Conseqüentemente, cada homem é fim em si mesmo. E se o texto constitucional diz que a dignidade da pessoa humana é fundamento da República Federativa do Brasil, importa concluir que o Estado existe em função de todas as pessoas e não estas em função do Estado. Aliás, de maneira pioneira, o legislador constituinte, para reforçar a idéia anterior, colocou, topograficamente, o capítulo dos direitos fundamentais antes da organização do Estado.
Assim, toda e qualquer ação do ente estatal deve ser avaliada, sob pena de inconstitucional e de violar a dignidade da pessoa humana, considerando se cada pessoa é tomada como fim em si mesmo ou como instrumento, como meio para outros objetivos. Ela é, assim, paradigma avaliativo de cada ação do Poder Público e "um dos elementos imprescindíveis de atuação do Estado brasileiro"40.
No entanto, tomar o homem como fim em si mesmo e que o Estado existe em função dele, não nos conduz a uma concepção individualista da dignidade da pessoa humana. Ou seja, que num conflito indivíduo versus Estado, privilegie-se sempre aquele. Com efeito, a concepção que aqui se adota, denominada personalista, busca a compatibilização, a interrelação entre os valores individuais e coletivos; inexiste, portanto, aprioristicamente, um predomínio do indivíduo ou o predomínio do todo. A solução há de ser buscada em cada caso, de acordo com as circunstâncias, solução que pode ser tanto a compatibilização, como, também, a preeminência de um ou outro valor.
A pessoa é, nesta perspectiva, o valor último, o valor supremo da democracia, que a dimensiona e humaniza41. É, igualmente, a raiz antropológica constitucionalmente estruturante do Estado de Direito o que, como vimos, não implica um conceito "fixista" da dignidade da pessoa humana, o "homo clausus", ou o "antropologicun fixo". Ao contrário, sendo a pessoa unidade aberta, sugere uma "integração pragmática"42.

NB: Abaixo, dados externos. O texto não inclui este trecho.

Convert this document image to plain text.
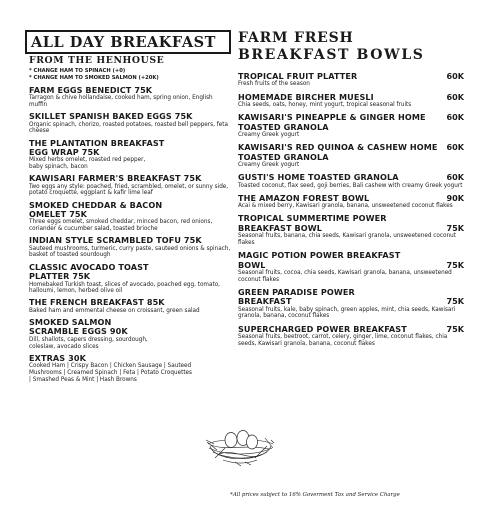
ALL DAY BREAKFAST
FROM THE HENHOUSE
* CHANGE HAM TO SPINACH (+0)
* CHANGE HAM TO SMOKED SALMON (+20K)
FARM EGGS BENEDICT 75K
Tarragon & chive hollandaise, cooked ham, spring onion, English muffin
SKILLET SPANISH BAKED EGGS 75K
Organic spinach, chorizo, roasted potatoes, roasted bell peppers, feta cheese
THE PLANTATION BREAKFAST EGG WRAP 75K
Mixed herbs omelet, roasted red pepper, baby spinach, bacon
KAWISARI FARMER'S BREAKFAST 75K
Two eggs any style: poached, fried, scrambled, omelet, or sunny side, potato croquette, eggplant & kafir lime leaf
SMOKED CHEDDAR & BACON OMELET 75K
Three eggs omelet, smoked cheddar, minced bacon, red onions, coriander & cucumber salad, toasted brioche
INDIAN STYLE SCRAMBLED TOFU 75K
Sauteed mushrooms, turmeric, curry paste, sauteed onions & spinach, basket of toasted sourdough
CLASSIC AVOCADO TOAST PLATTER 75K
Homebaked Turkish toast, slices of avocado, poached egg, tomato, halloumi, lemon, herbed olive oil
THE FRENCH BREAKFAST 85K
Baked ham and emmental cheese on croissant, green salad
SMOKED SALMON SCRAMBLE EGGS 90K
Dill, shallots, capers dressing, sourdough, coleslaw, avocado slices
EXTRAS 30K
Cooked Ham | Crispy Bacon | Chicken Sausage | Sauteed Mushrooms | Creamed Spinach | Feta | Potato Croquettes | Smashed Peas & Mint | Hash Browns
FARM FRESH
BREAKFAST BOWLS
TROPICAL FRUIT PLATTER	60K
Fresh fruits of the season
HOMEMADE BIRCHER MUESLI	60K
Chia seeds, oats, honey, mint yogurt, tropical seasonal fruits
KAWISARI'S PINEAPPLE & GINGER HOME TOASTED GRANOLA
60K
Creamy Greek yogurt
KAWISARI'S RED QUINOA & CASHEW HOME TOASTED GRANOLA
60K
Creamy Greek yogurt
GUSTI'S HOME TOASTED GRANOLA	60K
Toasted coconut, flax seed, goji berries, Bali cashew with creamy Greek yogurt
THE AMAZON FOREST BOWL	90K
Acai & mixed berry, Kawisari granola, banana, unsweetened coconut flakes
TROPICAL SUMMERTIME POWER BREAKFAST BOWL	75K
Seasonal fruits, banana, chia seeds, Kawisari granola, unsweetened coconut flakes
MAGIC POTION POWER BREAKFAST BOWL	75K
Seasonal fruits, cocoa, chia seeds, Kawisari granola, banana, unsweetened coconut flakes
GREEN PARADISE POWER BREAKFAST	75K
Seasonal fruits, kale, baby spinach, green apples, mint, chia seeds, Kawisari granola, banana, coconut flakes
SUPERCHARGED POWER BREAKFAST	75K
Seasonal fruits, beetroot, carrot, celery, ginger, lime, coconut flakes, chia seeds, Kawisari granola, banana, coconut flakes
*All prices subject to 16% Goverment Tax and Service Charge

Saliente-se, ainda, que, pelo caráter intersubjetivo da dignidade da pessoa humana, defendido por W. Maihofer, citado por Pérez Luño 43, na elaboração de seu significado parte-se da situação básica (Grundsituation) do homem em sua relação com os demais, isto é, da situação do ser com os outros (Mitsein), em lugar de fazê-lo em função do homem singular encerrado em sua esfera individual (selbstein). O que, ressaltamos nós, tem particular importância na fixação, em caso de colisão entre direitos fundamentais de dois indivíduos, do minimun invulnerável, além de, como destacou Pérez Luño, contribuir no estabelecimento dos limites e alcance dos direitos fundamentais.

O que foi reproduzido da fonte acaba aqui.